The increased usage of electric and electronic devices on board the aircraft requested by the “More Electric Aircraft” (MEA) requires the adoption of multi-objective control algorithms, with controllers (supervisors) able to autonomously switch among different objectives. However, the operating point changes during operations, and “small signal” analysis becomes inconclusive to assess overall stability. Thus, the use of standard Proportional–Integral (PI) or Proportional–Integral–Derivative (PID) controllers may become an issue. In this paper, by using nonlinear mathematical tools, the theoretic stability of the controlled electrical devices is considered. Two different control tasks are considered, namely battery charging and generator current limiting. Then an automaton supervisor switches between the two control objectives. Each objective is achieved by using a sliding mode control with adaptive sliding manifold. The adaptation strategy increases robustness, and is crucial for MEA applications, since the controlled system parameters are highly uncertain, due to their harsh environment. Rigorous stability proofs are given, along with detailed simulations in different scenarios. Also hardware implementation is proposed and a comparison with existing strategies (i.e., the Proportional–Integral) is presented, showing the effectiveness of the proposed approach.
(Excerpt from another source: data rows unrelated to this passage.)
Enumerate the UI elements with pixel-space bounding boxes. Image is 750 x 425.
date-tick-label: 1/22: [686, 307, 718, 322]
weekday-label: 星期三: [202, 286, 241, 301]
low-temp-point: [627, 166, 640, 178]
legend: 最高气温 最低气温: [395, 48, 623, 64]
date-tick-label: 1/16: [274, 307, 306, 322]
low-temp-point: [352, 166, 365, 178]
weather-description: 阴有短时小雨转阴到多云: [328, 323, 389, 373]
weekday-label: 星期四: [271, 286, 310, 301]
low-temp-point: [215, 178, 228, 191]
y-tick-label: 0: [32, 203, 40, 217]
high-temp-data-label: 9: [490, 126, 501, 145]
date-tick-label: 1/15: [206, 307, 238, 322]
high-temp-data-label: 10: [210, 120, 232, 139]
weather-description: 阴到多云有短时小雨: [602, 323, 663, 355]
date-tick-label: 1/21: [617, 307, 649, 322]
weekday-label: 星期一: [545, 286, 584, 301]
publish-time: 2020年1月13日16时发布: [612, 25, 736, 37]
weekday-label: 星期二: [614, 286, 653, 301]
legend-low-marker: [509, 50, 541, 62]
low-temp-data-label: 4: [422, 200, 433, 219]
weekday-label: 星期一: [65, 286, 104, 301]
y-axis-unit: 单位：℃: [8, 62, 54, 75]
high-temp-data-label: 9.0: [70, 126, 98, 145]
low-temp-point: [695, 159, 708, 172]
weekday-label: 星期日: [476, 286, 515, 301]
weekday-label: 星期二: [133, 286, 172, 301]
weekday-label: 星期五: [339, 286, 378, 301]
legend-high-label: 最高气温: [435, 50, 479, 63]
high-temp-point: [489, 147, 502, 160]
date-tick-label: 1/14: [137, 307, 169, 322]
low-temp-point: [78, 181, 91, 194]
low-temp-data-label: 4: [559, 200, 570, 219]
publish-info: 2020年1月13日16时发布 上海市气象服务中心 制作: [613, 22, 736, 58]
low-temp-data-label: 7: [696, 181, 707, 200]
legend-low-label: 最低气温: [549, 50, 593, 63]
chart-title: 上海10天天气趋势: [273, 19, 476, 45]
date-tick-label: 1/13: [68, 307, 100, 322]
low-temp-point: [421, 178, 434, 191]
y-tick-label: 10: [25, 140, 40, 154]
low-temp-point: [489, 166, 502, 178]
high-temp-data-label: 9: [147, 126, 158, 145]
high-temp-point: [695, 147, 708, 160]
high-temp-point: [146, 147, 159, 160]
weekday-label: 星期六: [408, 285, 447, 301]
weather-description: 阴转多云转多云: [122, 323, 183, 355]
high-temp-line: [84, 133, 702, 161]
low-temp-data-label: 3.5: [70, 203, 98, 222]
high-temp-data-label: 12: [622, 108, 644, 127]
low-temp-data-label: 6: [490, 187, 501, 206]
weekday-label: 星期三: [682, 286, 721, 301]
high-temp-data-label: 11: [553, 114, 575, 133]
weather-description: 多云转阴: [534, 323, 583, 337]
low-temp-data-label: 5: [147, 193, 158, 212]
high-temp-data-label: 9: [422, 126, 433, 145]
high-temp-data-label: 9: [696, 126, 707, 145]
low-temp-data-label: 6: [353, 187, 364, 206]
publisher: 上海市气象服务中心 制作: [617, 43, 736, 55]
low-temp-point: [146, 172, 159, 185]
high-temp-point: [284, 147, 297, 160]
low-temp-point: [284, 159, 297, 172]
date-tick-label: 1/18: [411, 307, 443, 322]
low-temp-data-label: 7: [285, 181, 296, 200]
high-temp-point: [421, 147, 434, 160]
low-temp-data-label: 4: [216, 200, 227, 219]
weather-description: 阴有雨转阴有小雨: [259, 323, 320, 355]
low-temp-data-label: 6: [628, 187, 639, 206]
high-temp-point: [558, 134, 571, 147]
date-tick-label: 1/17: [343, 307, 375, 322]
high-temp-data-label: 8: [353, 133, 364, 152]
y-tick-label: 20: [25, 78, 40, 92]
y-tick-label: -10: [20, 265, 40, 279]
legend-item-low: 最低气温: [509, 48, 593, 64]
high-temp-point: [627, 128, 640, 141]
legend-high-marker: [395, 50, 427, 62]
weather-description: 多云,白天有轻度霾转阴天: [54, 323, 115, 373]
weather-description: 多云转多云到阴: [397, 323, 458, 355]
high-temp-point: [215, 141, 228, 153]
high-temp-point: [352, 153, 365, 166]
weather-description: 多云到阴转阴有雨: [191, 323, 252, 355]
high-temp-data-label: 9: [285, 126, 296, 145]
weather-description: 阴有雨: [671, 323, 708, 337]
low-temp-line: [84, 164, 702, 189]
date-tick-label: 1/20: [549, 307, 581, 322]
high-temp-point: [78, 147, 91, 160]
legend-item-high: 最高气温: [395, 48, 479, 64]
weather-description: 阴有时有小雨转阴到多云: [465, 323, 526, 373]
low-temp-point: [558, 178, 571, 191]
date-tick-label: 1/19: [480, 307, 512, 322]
“更多电动飞机”（MEA）要求飞机上电气和电子设备使用的增加，要求采用多目标控制算法，并且控制器（主管）能够在不同目标之间自动切换。但是，操作点在操作过程中会发生变化，因此“小信号”分析对于评估整体稳定性并不确定。因此，使用标准比例积分（PI）或比例积分微分（PID）控制器可能会成为一个问题。在本文中，通过使用非线性数学工具，考虑了受控电气设备的理论稳定性。考虑了两种不同的控制任务，即电池充电和发电机电流限制。然后，自动机监控器在两个控制目标之间切换。通过使用带有自适应滑动歧管的滑模控制来实现每个目标。自适应策略提高了鲁棒性，对于MEA应用至关重要，因为受控系统参数由于其恶劣的环境而高度不确定。给出了严格的稳定性证明，以及在不同情况下的详细仿真。还提出了硬件实施方案，并与现有策略（即比例-积分）进行了比较，显示了所提出方法的有效性。以及在不同情况下的详细模拟。还提出了硬件实施方案，并与现有策略（即比例-积分）进行了比较，显示了所提出方法的有效性。以及在不同情况下的详细模拟。还提出了硬件实施方案，并与现有策略（即比例-积分）进行了比较，显示了所提出方法的有效性。